Friday, April 17, 2009

Fat of the Land, Continued

This book is starting to get a bit discouraging. Even in 1904, this person had to invest over $100,000 to get his farm going, with income running about $4000 per year in the first few years. Of course he had a large country house, with servants, and money was no object to him (built a forge for his daughter on the place), so he could do that. 
The question is, at manageable scales, can farming be practical and profitable enough for a person to live who is not already independently wealthy? I know that if you grow your own food, and just enough of a niche crop (fresh greens for fancy restaurants, fashionable veggies or value added stuff for the "farmer's market" in an upscale neighborhood of carbon-guilty urbanites, etc.) to pay taxes and insurance, you can survive, but even then initial inputs will be necessary to optimize soil, improve drainage, build house and outbuildings, etc. A lot of "modern heroes" of the back to the land/organic movement (Helen and Scott Nearing being the example that comes to mind) were actually independently wealthy people.
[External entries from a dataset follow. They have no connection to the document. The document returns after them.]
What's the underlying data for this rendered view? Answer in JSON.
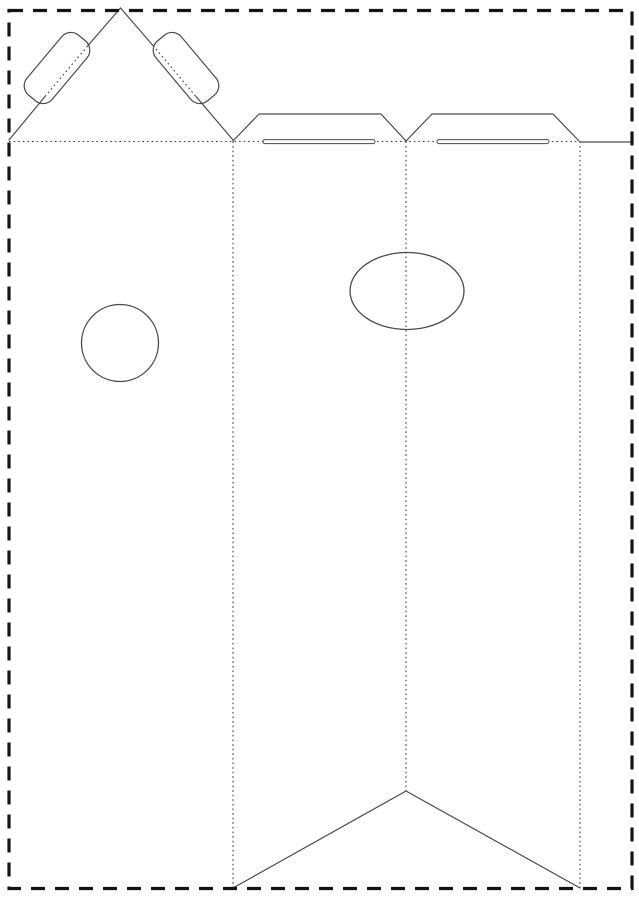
{
  "meta": {
    "title": "Papercraft carton / gift-bag template dieline",
    "canvas_width": 639,
    "canvas_height": 900,
    "background": "#ffffff"
  },
  "styles": {
    "border_color": "#141414",
    "cut_color": "#4a4a4a",
    "fold_color": "#3c3c3c",
    "slot_fill": "#ffffff",
    "border_stroke_width": 3.2,
    "border_dash": "14 10",
    "cut_stroke_width": 1.2,
    "fold_stroke_width": 1.1,
    "fold_dash": "1.6 3"
  },
  "diagram": {
    "border": {
      "name": "page-cut-border",
      "x": 9,
      "y": 10.5,
      "width": 623,
      "height": 878
    },
    "fold_lines": [
      {
        "name": "top-horizontal-fold",
        "x1": 9,
        "y1": 141.5,
        "x2": 580,
        "y2": 141.5
      },
      {
        "name": "left-vertical-fold",
        "x1": 233,
        "y1": 141.5,
        "x2": 233,
        "y2": 888
      },
      {
        "name": "center-vertical-fold",
        "x1": 406,
        "y1": 141.5,
        "x2": 406,
        "y2": 791
      },
      {
        "name": "right-vertical-fold",
        "x1": 580,
        "y1": 141.5,
        "x2": 580,
        "y2": 888
      },
      {
        "name": "left-tab-fold",
        "x1": 45,
        "y1": 96.5,
        "x2": 88,
        "y2": 45.5
      },
      {
        "name": "right-tab-fold",
        "x1": 153,
        "y1": 45.5,
        "x2": 196,
        "y2": 96.5
      }
    ],
    "cut_segments": [
      {
        "name": "roof-left-outer",
        "x1": 9,
        "y1": 140,
        "x2": 45,
        "y2": 96.5
      },
      {
        "name": "roof-left-peak",
        "x1": 88,
        "y1": 45.5,
        "x2": 120.5,
        "y2": 8
      },
      {
        "name": "roof-right-peak",
        "x1": 120.5,
        "y1": 8,
        "x2": 153,
        "y2": 45.5
      },
      {
        "name": "roof-right-outer",
        "x1": 196,
        "y1": 96.5,
        "x2": 233,
        "y2": 140
      },
      {
        "name": "glue-strip-top",
        "x1": 580,
        "y1": 142,
        "x2": 631,
        "y2": 142
      }
    ],
    "cut_polylines": [
      {
        "name": "top-flap-left",
        "points": "233,141 259,114 381,114 406,141"
      },
      {
        "name": "top-flap-right",
        "points": "406,141 432,114 553,114 579,141"
      },
      {
        "name": "bottom-chevron",
        "points": "233,888 406,791 580,888"
      }
    ],
    "tabs": [
      {
        "name": "roof-tab-left",
        "cx": 57,
        "cy": 68,
        "length": 78,
        "width": 33,
        "radius": 12,
        "angle": -50
      },
      {
        "name": "roof-tab-right",
        "cx": 186,
        "cy": 68,
        "length": 78,
        "width": 33,
        "radius": 12,
        "angle": 50
      }
    ],
    "slots": [
      {
        "name": "handle-slot-left",
        "x": 263,
        "y": 139.6,
        "width": 112,
        "height": 4,
        "rx": 2
      },
      {
        "name": "handle-slot-right",
        "x": 437,
        "y": 139.6,
        "width": 112,
        "height": 4,
        "rx": 2
      }
    ],
    "holes": [
      {
        "name": "punch-hole-circle",
        "type": "circle",
        "cx": 120,
        "cy": 343,
        "r": 38.5
      },
      {
        "name": "hang-hole-ellipse",
        "type": "ellipse",
        "cx": 407,
        "cy": 291,
        "rx": 57,
        "ry": 38.5
      }
    ]
  }
}
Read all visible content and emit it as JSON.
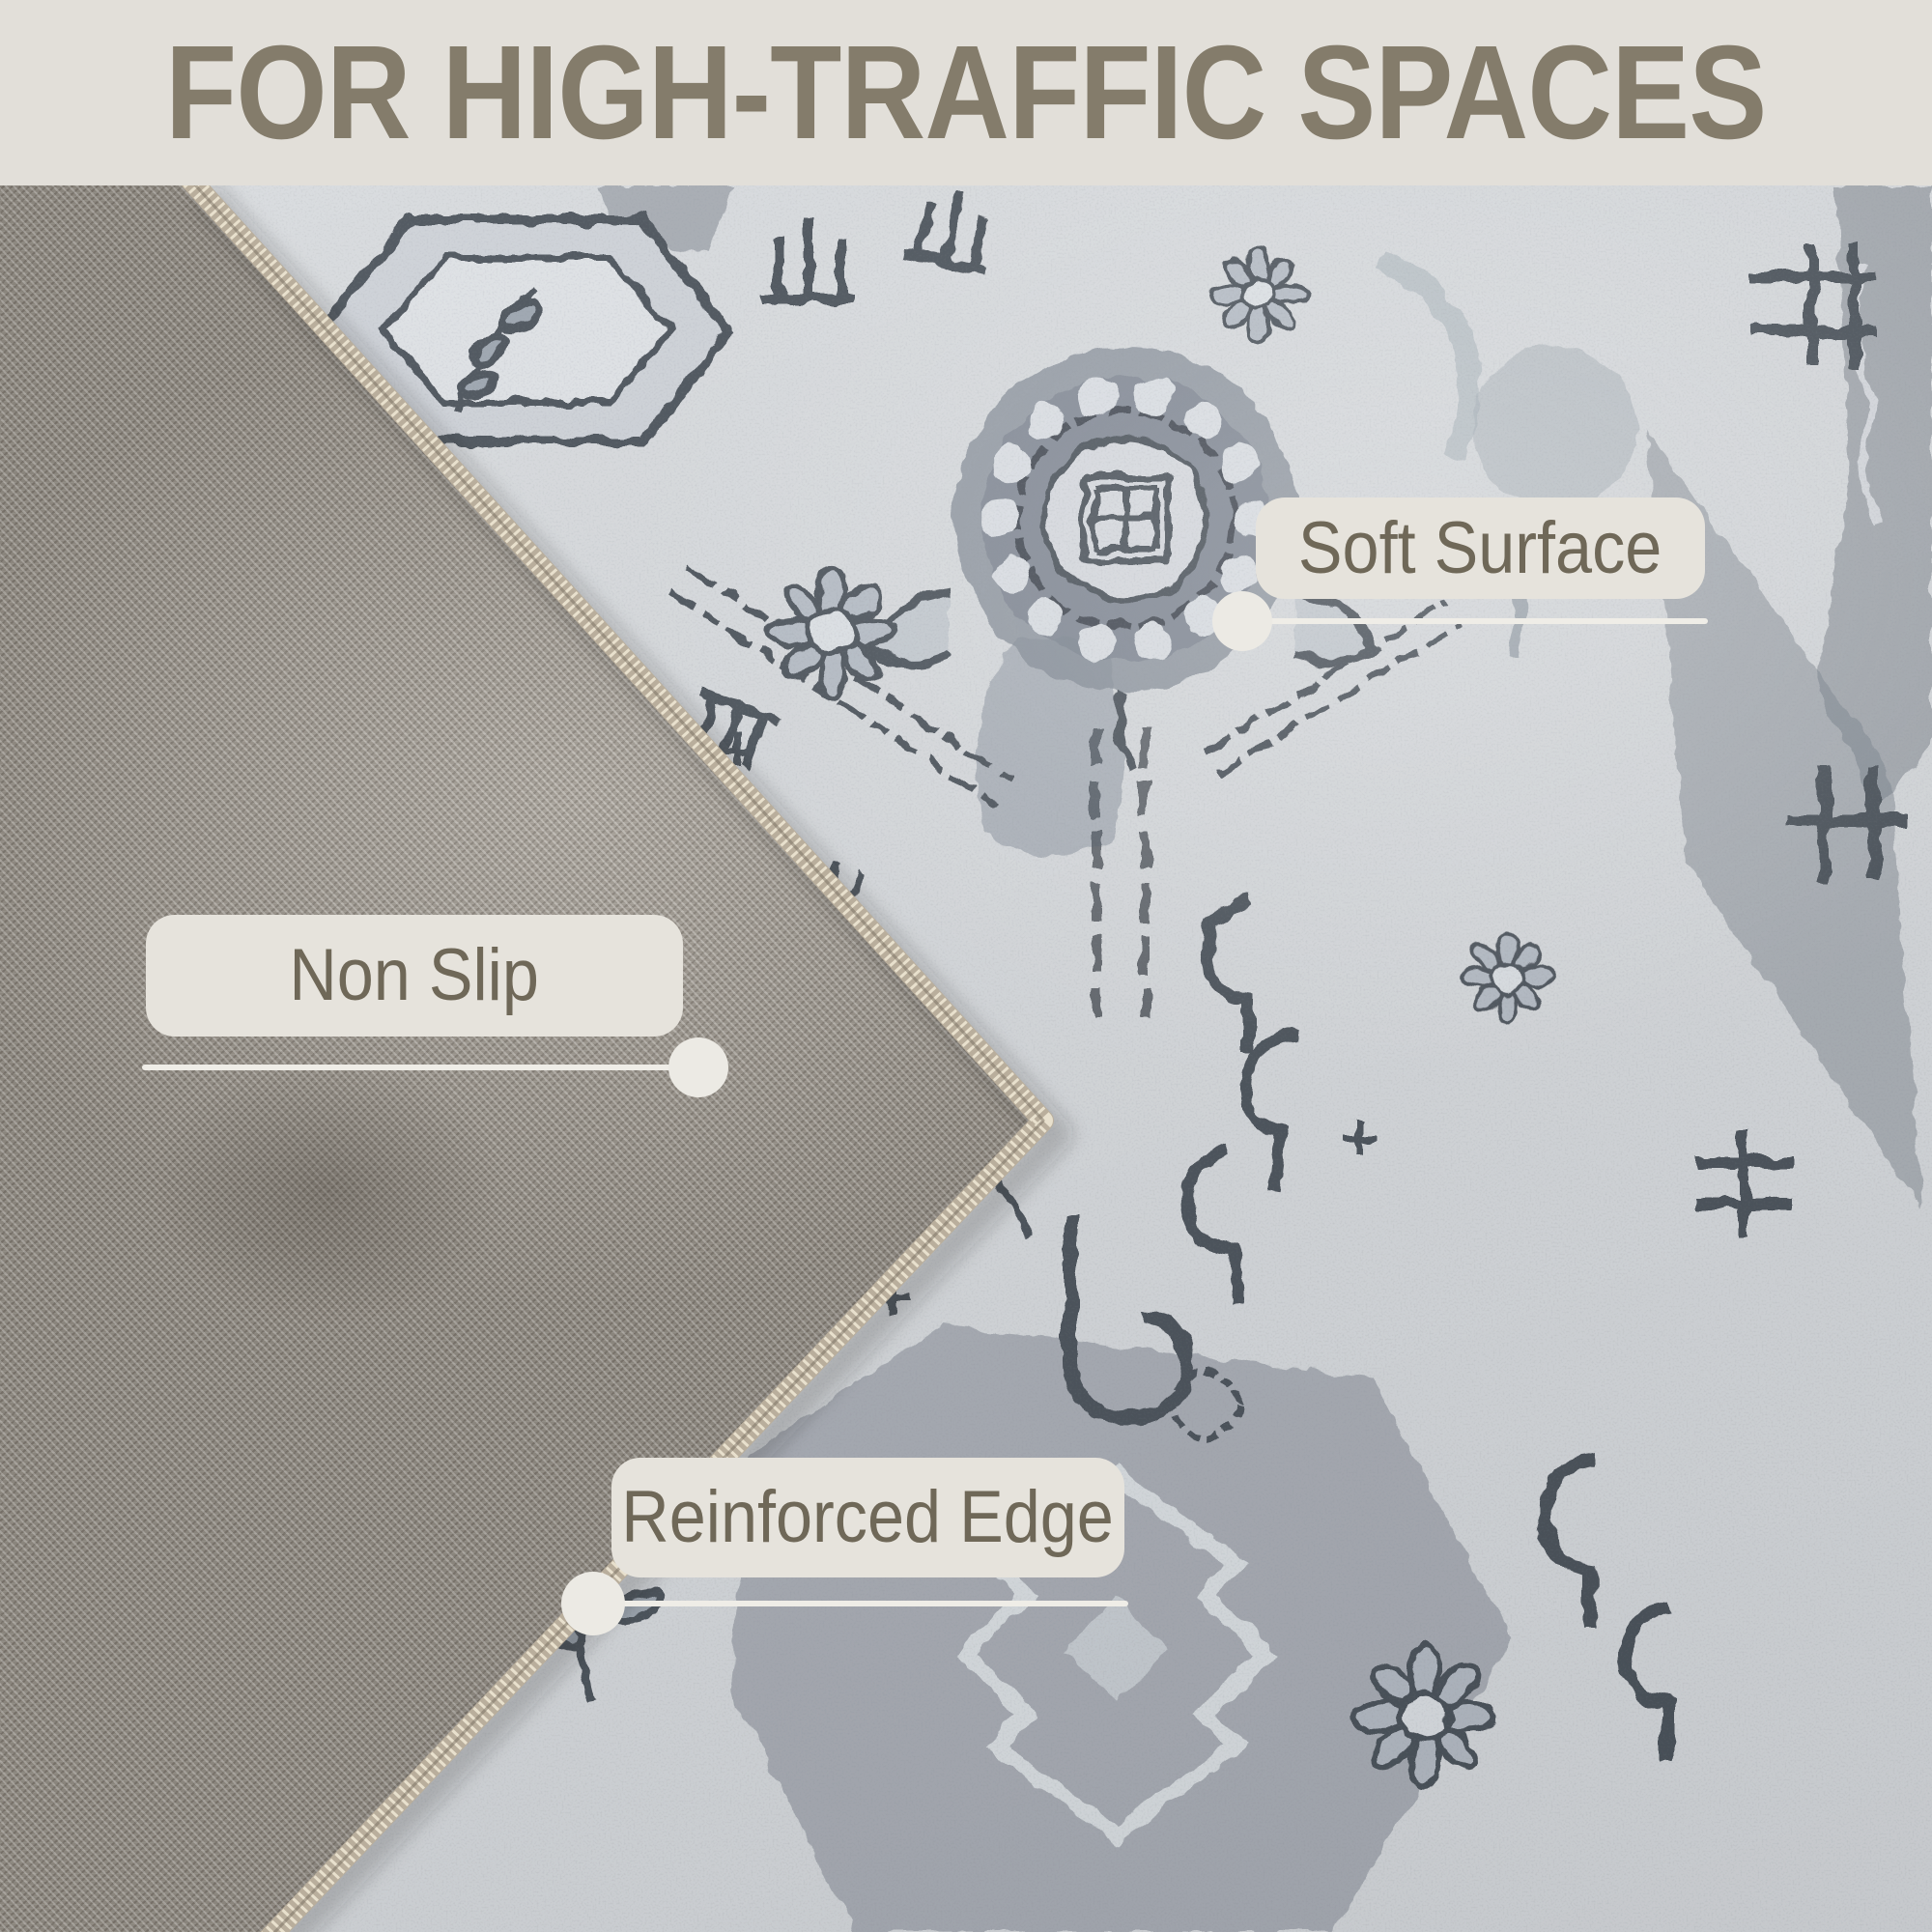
{
  "banner": {
    "title": "FOR HIGH-TRAFFIC SPACES"
  },
  "callouts": [
    {
      "id": "soft-surface",
      "label": "Soft Surface"
    },
    {
      "id": "non-slip",
      "label": "Non Slip"
    },
    {
      "id": "reinforced-edge",
      "label": "Reinforced Edge"
    }
  ],
  "colors": {
    "banner_bg": "#e2dfd9",
    "banner_text": "#847c6b",
    "label_bg": "#e6e3dc",
    "label_text": "#6f6858",
    "leader": "#efede7",
    "rug_base": "#d8dbde",
    "motif_dark": "#3e444d",
    "motif_mid": "#8f98a2",
    "backing": "#9a948b",
    "seam_thread": "#cfc5b2"
  }
}
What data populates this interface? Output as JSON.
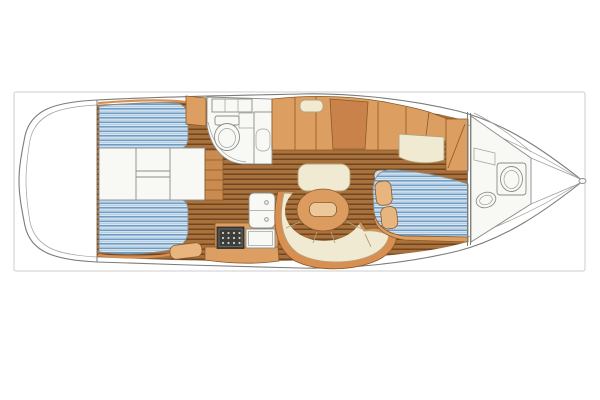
{
  "meta": {
    "figure_type": "sailing-yacht interior layout plan",
    "view": "overhead floor plan drawing",
    "bow_direction": "right",
    "stern_direction": "left",
    "visible_text": ""
  },
  "colors": {
    "background": "#ffffff",
    "frame_border": "#cccccc",
    "hull_fill": "#ffffff",
    "hull_outline": "#7b7b78",
    "wood_floor": "#a9713c",
    "wood_plank_line": "#70451f",
    "mattress_base": "#dde9f3",
    "mattress_stripe": "#6f9cc4",
    "mattress_stripe_light": "#aac6de",
    "fixture_white": "#f8f8f5",
    "cabinet_tan": "#dd9e62",
    "cabinet_tan_dark": "#c9834a",
    "trim_orange": "#d98e52",
    "cushion_cream": "#f0ead2",
    "pillow_tan": "#e9b57e",
    "steps_wood": "#c98b4f",
    "stove_dark": "#3c3c38",
    "stove_burner_dot": "#cfcfc8",
    "table_wood": "#dd9c5f",
    "table_inset": "#ecc89a",
    "mast_gray": "#d8d8d4"
  },
  "areas": [
    {
      "id": "stern-deck",
      "label": "rounded stern / transom deck"
    },
    {
      "id": "aft-cabin-port",
      "label": "aft double berth, port side"
    },
    {
      "id": "aft-cabin-starboard",
      "label": "aft double berth, starboard side"
    },
    {
      "id": "engine-compartment",
      "label": "engine compartment between aft berths"
    },
    {
      "id": "companionway-steps",
      "label": "companionway steps"
    },
    {
      "id": "aft-head",
      "label": "aft head with toilet, sink and lockers"
    },
    {
      "id": "galley",
      "label": "galley with double sink, stove and counters"
    },
    {
      "id": "saloon",
      "label": "saloon with curved settee and round table"
    },
    {
      "id": "nav-station",
      "label": "port sideboard / chart table with seat cushion"
    },
    {
      "id": "mast-step",
      "label": "mast step"
    },
    {
      "id": "forward-cabin",
      "label": "forward cabin with angled double berth, seat and wardrobe"
    },
    {
      "id": "forward-head",
      "label": "forward head with toilet and sink"
    },
    {
      "id": "anchor-locker",
      "label": "anchor locker at bow"
    }
  ]
}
My ancestors left the land because they could not survive and keep it (property taxes went too high and farm product values went too low), and my Dad was not interested in a hardscrabble existence tilling the soil. He actually became a maintenance electrician, still getting plenty dirty every day, but getting a dependable paycheck-until the factory shut down. Then he had to search for (and found) a new job.
I guess this book has me thinking, for all its good points, about how farming has become a big business. Streeter's "factory farm" vision has turned into a nightmare, and we cannot fix things with fairy dust and gourmet restaurants.